Commonwealth v. Murray, 597 A. 2d 111 (Pa. Super. Ct. 1991). And that’s exactly the problem in the Claybrook case, and why I raised in my prior post the issues about rape myths in the judicial system. How did the Superior Court reach its conclusion that the trial court had ‘abused its discretion’ in denying the defendants’ motion to overturn the convictions because the convictions were against the weight of the evidence? By reviewing the victim’s testimony and finding it not to be credible based upon their own preconceptions about what sexual assault cases ‘should’ look like — the exact thing they are not permitted to do.

There’s another problem, too. When an appellate court sends the case back down for another trial, what, exactly, are they looking for in the new trial? The same evidence and testimony? How would that change things?

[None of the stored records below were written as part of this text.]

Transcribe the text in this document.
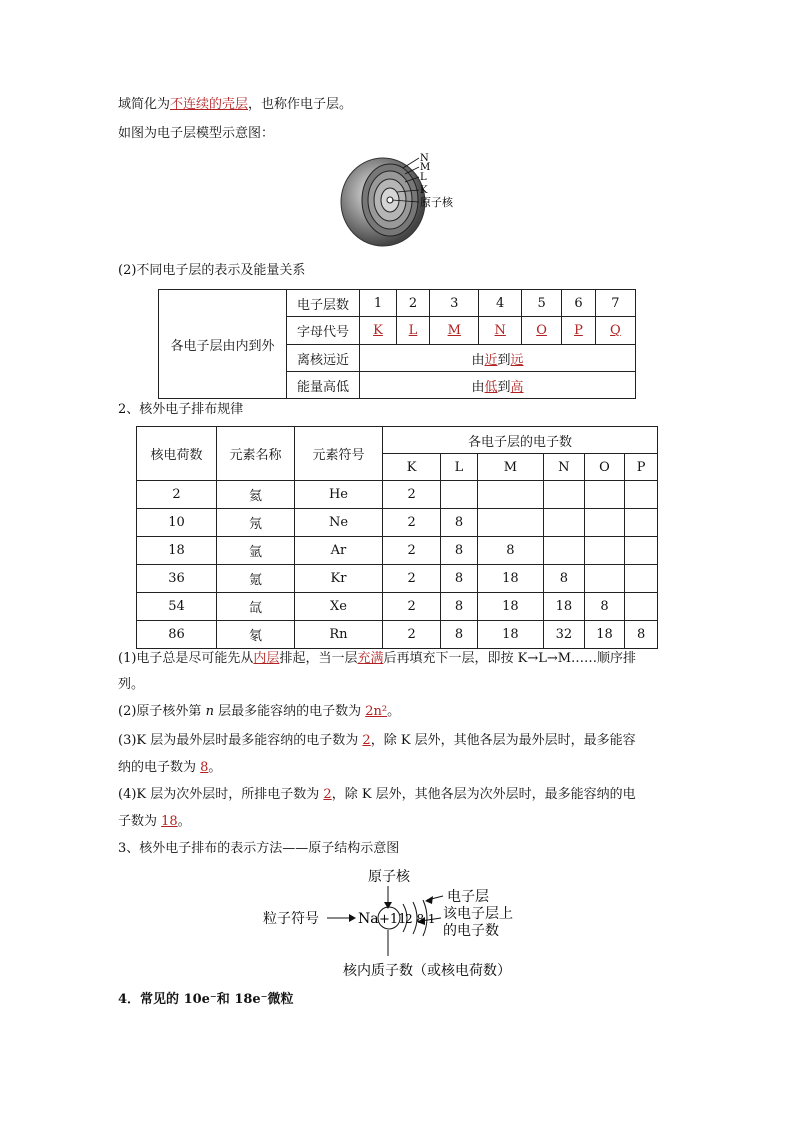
域简化为不连续的壳层，也称作电子层。
如图为电子层模型示意图：
N
M
L
K
原子核
(2)不同电子层的表示及能量关系
各电子层由内到外	电子层数	1	2	3	4	5	6	7
	字母代号	K	L	M	N	O	P	Q
	离核远近	由近到远						
	能量高低	由低到高						
2、核外电子排布规律
核电荷数	元素名称	元素符号	各电子层的电子数					
			K	L	M	N	O	P
2	氦	He	2					
10	氖	Ne	2	8				
18	氩	Ar	2	8	8			
36	氪	Kr	2	8	18	8		
54	氙	Xe	2	8	18	18	8	
86	氡	Rn	2	8	18	32	18	8
(1)电子总是尽可能先从内层排起，当一层充满后再填充下一层，即按 K→L→M……顺序排
列。
(2)原子核外第 n 层最多能容纳的电子数为 2n²。
(3)K 层为最外层时最多能容纳的电子数为 2，除 K 层外，其他各层为最外层时，最多能容
纳的电子数为 8。
(4)K 层为次外层时，所排电子数为 2，除 K 层外，其他各层为次外层时，最多能容纳的电
子数为 18。
3、核外电子排布的表示方法——原子结构示意图
原子核
电子层
该电子层上
的电子数
粒子符号	Na +11
2 8 1
核内质子数（或核电荷数）
4．常见的 10e⁻和 18e⁻微粒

Some courts, including the Supreme Court in Tibbs, have tried to dodge this issue by arguing that the standard is even higher for “successive convictions.” See, e.g., State v. Oasheim, 353 NW 2d 291 (N.D. 1984). But what sense does that make? Why should an appellate court, reviewing just a cold record, be allowed to undo the work of a jury and a trial judge and force another round of proceedings where there were no legal problems with the conviction in the first place?

I hope Claybrook opens that big issue — whether an appellate court can ever reverse a trial court’s denial of a “weight of the evidence” motion — back up for the Pennsylvania Supreme Court. I’d like to see if anyone can answer Judge Olszewski’s argument that the only way an appellate court can order such a reversal is by considering the credibility of the witnesses on a cold record. Part of me believes strongly in the need for as many checks and balances as we can have in the criminal justice system, but I just can’t shake the idea that the “check” of appellate courts reviewing a trial court’s denial of a “weight of the evidence” challenge is nothing more than a sophisticated gloss over the exercise of witness and defendant stereotyping.